Overgeneralizing and jumping to conclusions were also noted as a means of “taking a simple event, and blowing it out of proportion,” according to Conforto.

After the lecture, Conforto managed an activity in mindfulness in which participants closed their eyes for five minutes and focused their attention on their breathing.

“Breathing is our anger at the present,” he whispered. “Notice how each breath fades into the next.”

Tips provided at the end of Conforto’s talk emphasized the role of caring for one’s self, filling one’s life with positive experiences and people “for those you have control over,” and recognizing the things that are worth being grateful for “as they can really shift your perspective,” he said.

Louis Silvestri, a 19-year -old business major, believed the talk was beneficial.

“I thought it was useful,” Silvestri said. “ I like how he showed us how everything is connected.”

Conforto also mentioned the importance of keeping a journal as a means of venting, self-reflection, and personal growth.
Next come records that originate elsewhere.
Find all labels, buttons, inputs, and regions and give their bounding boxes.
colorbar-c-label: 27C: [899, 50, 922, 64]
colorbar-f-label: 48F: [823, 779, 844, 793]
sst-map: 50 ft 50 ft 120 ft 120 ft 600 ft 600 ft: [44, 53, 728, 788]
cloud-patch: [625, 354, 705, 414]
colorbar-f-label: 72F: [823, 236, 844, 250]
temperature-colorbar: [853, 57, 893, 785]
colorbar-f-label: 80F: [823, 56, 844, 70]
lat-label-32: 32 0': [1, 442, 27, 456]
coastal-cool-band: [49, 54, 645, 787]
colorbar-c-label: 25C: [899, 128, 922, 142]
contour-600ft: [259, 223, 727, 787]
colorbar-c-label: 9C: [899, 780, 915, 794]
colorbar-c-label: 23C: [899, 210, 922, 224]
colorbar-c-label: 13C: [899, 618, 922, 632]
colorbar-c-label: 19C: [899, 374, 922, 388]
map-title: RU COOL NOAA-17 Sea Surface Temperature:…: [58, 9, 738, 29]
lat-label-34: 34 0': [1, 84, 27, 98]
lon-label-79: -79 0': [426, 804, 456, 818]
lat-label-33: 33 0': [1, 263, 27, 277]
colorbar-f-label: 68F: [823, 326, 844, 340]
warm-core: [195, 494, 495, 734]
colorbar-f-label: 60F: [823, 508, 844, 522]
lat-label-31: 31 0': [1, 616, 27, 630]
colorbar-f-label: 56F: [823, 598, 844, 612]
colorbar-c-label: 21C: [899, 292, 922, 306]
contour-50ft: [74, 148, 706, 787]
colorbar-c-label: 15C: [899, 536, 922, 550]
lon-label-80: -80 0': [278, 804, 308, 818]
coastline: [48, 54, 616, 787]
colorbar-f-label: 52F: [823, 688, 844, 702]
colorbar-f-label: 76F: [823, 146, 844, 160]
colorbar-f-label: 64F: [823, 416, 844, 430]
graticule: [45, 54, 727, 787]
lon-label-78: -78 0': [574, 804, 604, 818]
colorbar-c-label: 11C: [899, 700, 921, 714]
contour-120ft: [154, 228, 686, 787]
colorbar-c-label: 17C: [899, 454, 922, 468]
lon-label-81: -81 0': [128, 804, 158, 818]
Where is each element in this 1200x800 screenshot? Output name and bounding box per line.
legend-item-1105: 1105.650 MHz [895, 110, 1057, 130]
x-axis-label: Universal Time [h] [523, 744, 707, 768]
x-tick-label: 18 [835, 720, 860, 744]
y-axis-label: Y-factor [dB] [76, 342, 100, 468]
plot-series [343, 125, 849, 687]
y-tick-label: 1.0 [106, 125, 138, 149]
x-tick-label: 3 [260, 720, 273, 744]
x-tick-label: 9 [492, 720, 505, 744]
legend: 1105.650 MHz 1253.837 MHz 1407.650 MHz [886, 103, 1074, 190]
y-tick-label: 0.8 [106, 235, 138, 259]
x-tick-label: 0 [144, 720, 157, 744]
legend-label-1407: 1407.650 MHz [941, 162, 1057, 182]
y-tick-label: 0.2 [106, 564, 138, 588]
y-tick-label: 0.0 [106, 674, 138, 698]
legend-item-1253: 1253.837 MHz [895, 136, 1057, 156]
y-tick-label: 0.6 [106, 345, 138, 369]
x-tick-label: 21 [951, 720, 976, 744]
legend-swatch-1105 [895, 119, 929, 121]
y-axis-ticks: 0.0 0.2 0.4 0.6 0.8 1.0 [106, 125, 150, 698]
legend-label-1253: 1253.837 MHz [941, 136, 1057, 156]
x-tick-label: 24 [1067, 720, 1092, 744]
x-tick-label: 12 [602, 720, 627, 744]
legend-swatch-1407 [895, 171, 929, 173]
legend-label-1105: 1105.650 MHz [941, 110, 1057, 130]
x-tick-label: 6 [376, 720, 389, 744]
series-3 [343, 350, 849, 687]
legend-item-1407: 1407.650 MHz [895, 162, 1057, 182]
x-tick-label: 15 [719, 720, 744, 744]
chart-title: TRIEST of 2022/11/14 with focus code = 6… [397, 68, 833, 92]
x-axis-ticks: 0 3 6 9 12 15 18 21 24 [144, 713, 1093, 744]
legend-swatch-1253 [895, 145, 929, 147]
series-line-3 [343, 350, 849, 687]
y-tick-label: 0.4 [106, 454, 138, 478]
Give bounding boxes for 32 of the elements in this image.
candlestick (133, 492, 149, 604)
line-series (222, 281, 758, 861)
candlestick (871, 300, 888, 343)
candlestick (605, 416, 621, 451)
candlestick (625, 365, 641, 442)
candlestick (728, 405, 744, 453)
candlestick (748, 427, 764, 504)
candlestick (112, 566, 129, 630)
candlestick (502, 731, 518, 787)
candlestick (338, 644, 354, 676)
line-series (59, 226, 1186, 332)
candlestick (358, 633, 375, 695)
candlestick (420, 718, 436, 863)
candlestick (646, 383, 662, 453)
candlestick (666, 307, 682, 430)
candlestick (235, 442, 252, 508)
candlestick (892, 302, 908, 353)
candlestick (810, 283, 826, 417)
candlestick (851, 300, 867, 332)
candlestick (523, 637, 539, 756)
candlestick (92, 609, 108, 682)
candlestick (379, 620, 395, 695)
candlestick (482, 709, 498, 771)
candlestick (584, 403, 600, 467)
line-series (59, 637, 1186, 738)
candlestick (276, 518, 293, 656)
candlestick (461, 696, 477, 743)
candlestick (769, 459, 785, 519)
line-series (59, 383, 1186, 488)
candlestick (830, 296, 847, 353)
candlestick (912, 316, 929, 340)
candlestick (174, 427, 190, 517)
Afterward, Conforto offered references to help manage anxiety: free apps like “InsightTimer” and “Headspace” provide mindfulness training, as well as readings, such as “When Panic Attacks,” by David Burns, and “Mindfulness for Beginners” by Jon Kabat-Zinn. Some websites were MindfulNet (www.mindfulnet.org) and UCLA’s Mindful Awareness Research Center (www.marc.ucla.edu).

The full list of references Conforto provided is available as a handout in the Career and Counseling Center.

“Fear and anxiety are like bullies; they are not scary once you confront them,” Conforto said. “It is necessary to move toward the feared situation rather than avoid it.”